CMA recently submitted an amicus brief in a case that will determine the fate of Proposition 36, California’s landmark drug-treatment-instead-of-incarceration initiative. At issue in this case is Senate Bill 1137, signed into law by Governor Schwarzenegger in 2006, which would radically change Prop. 36 by allowing judges to incarcerate people who suffer drug relapses during treatment.
Prop. 36, the Substance Abuse and Crime Prevention Act, was approved in 2000 by 61 percent of California voters. It reformed criminal sentencing laws by enrolling most nonviolent drug offenders in community-based treatment programs, rather than jailing them. CMA believes that implementing SB 1137 would impermissibly alter the core medical and public health approach of Prop. 36 and could thwart the effectiveness of rehabilitation and treatment programs favored by California voters when they passed Prop. 36.

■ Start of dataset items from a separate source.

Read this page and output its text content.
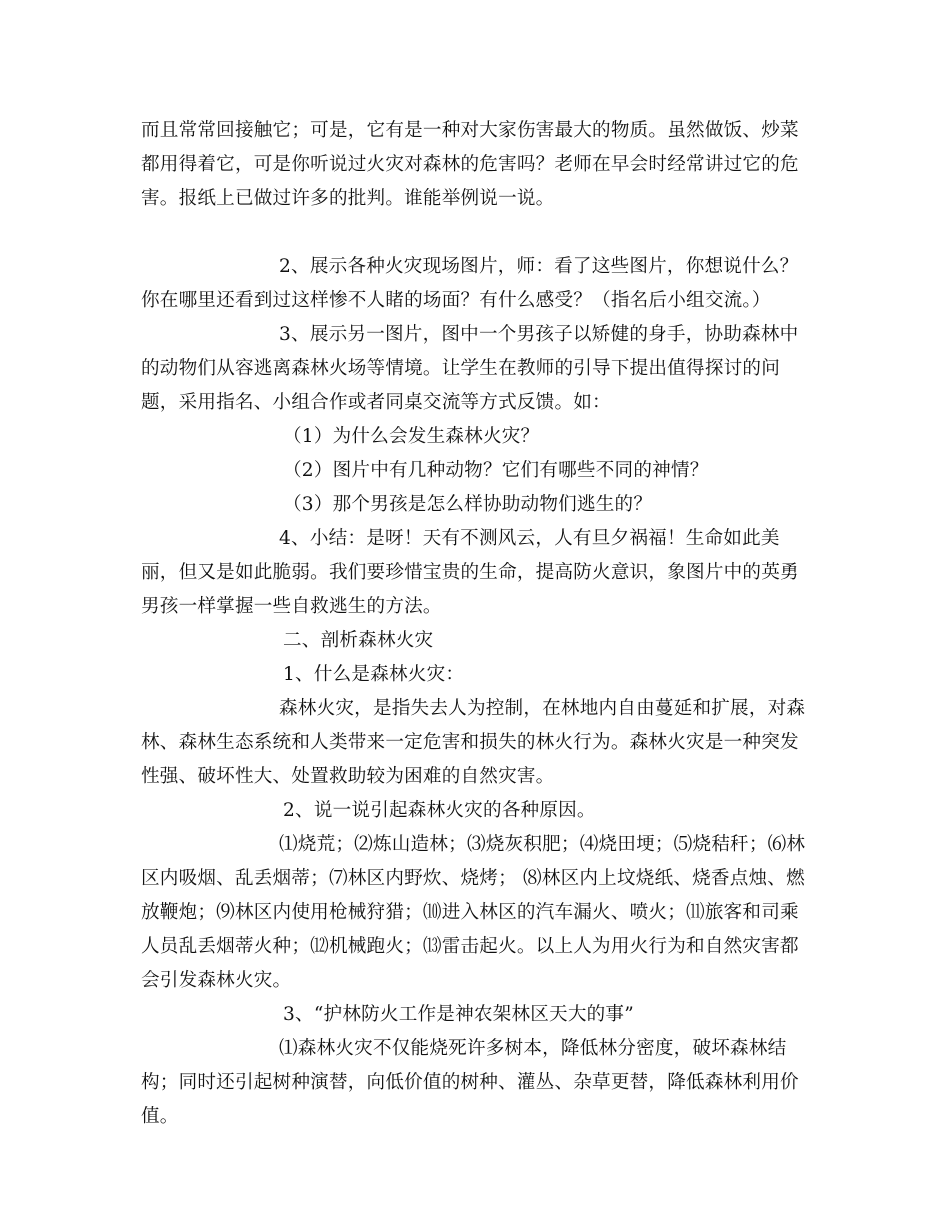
而且常常回接触它；可是，它有是一种对大家伤害最大的物质。虽然做饭、炒菜都用得着它，可是你听说过火灾对森林的危害吗？老师在早会时经常讲过它的危害。报纸上已做过许多的批判。谁能举例说一说。

2、展示各种火灾现场图片，师：看了这些图片，你想说什么？你在哪里还看到过这样惨不人睹的场面？有什么感受？（指名后小组交流。）

3、展示另一图片，图中一个男孩子以矫健的身手，协助森林中的动物们从容逃离森林火场等情境。让学生在教师的引导下提出值得探讨的问题，采用指名、小组合作或者同桌交流等方式反馈。如：

（1）为什么会发生森林火灾？

（2）图片中有几种动物？它们有哪些不同的神情？

（3）那个男孩是怎么样协助动物们逃生的？

4、小结：是呀！天有不测风云，人有旦夕祸福！生命如此美丽，但又是如此脆弱。我们要珍惜宝贵的生命，提高防火意识，象图片中的英勇男孩一样掌握一些自救逃生的方法。

二、剖析森林火灾

1、什么是森林火灾：

森林火灾，是指失去人为控制，在林地内自由蔓延和扩展，对森林、森林生态系统和人类带来一定危害和损失的林火行为。森林火灾是一种突发性强、破坏性大、处置救助较为困难的自然灾害。

2、说一说引起森林火灾的各种原因。

⑴烧荒；⑵炼山造林；⑶烧灰积肥；⑷烧田埂；⑸烧秸秆；⑹林区内吸烟、乱丢烟蒂；⑺林区内野炊、烧烤； ⑻林区内上坟烧纸、烧香点烛、燃放鞭炮；⑼林区内使用枪械狩猎；⑽进入林区的汽车漏火、喷火；⑾旅客和司乘人员乱丢烟蒂火种；⑿机械跑火；⒀雷击起火。以上人为用火行为和自然灾害都会引发森林火灾。

3、“护林防火工作是神农架林区天大的事”

⑴森林火灾不仅能烧死许多树本，降低林分密度，破坏森林结构；同时还引起树种演替，向低价值的树种、灌丛、杂草更替，降低森林利用价值。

SB 1137 would also permit courts, who are not medical professionals, to terminate or interrupt a treatment program due to a participant’s drug relapse. CMA opposed this bill when it was before the Legislature.
In 2006, the trial court invalidated SB 1137 because it both contradicts specific mandates of Prop. 36 and does not further the initiative’s purpose. This case is now before the First District Court of Appeal in San Francisco.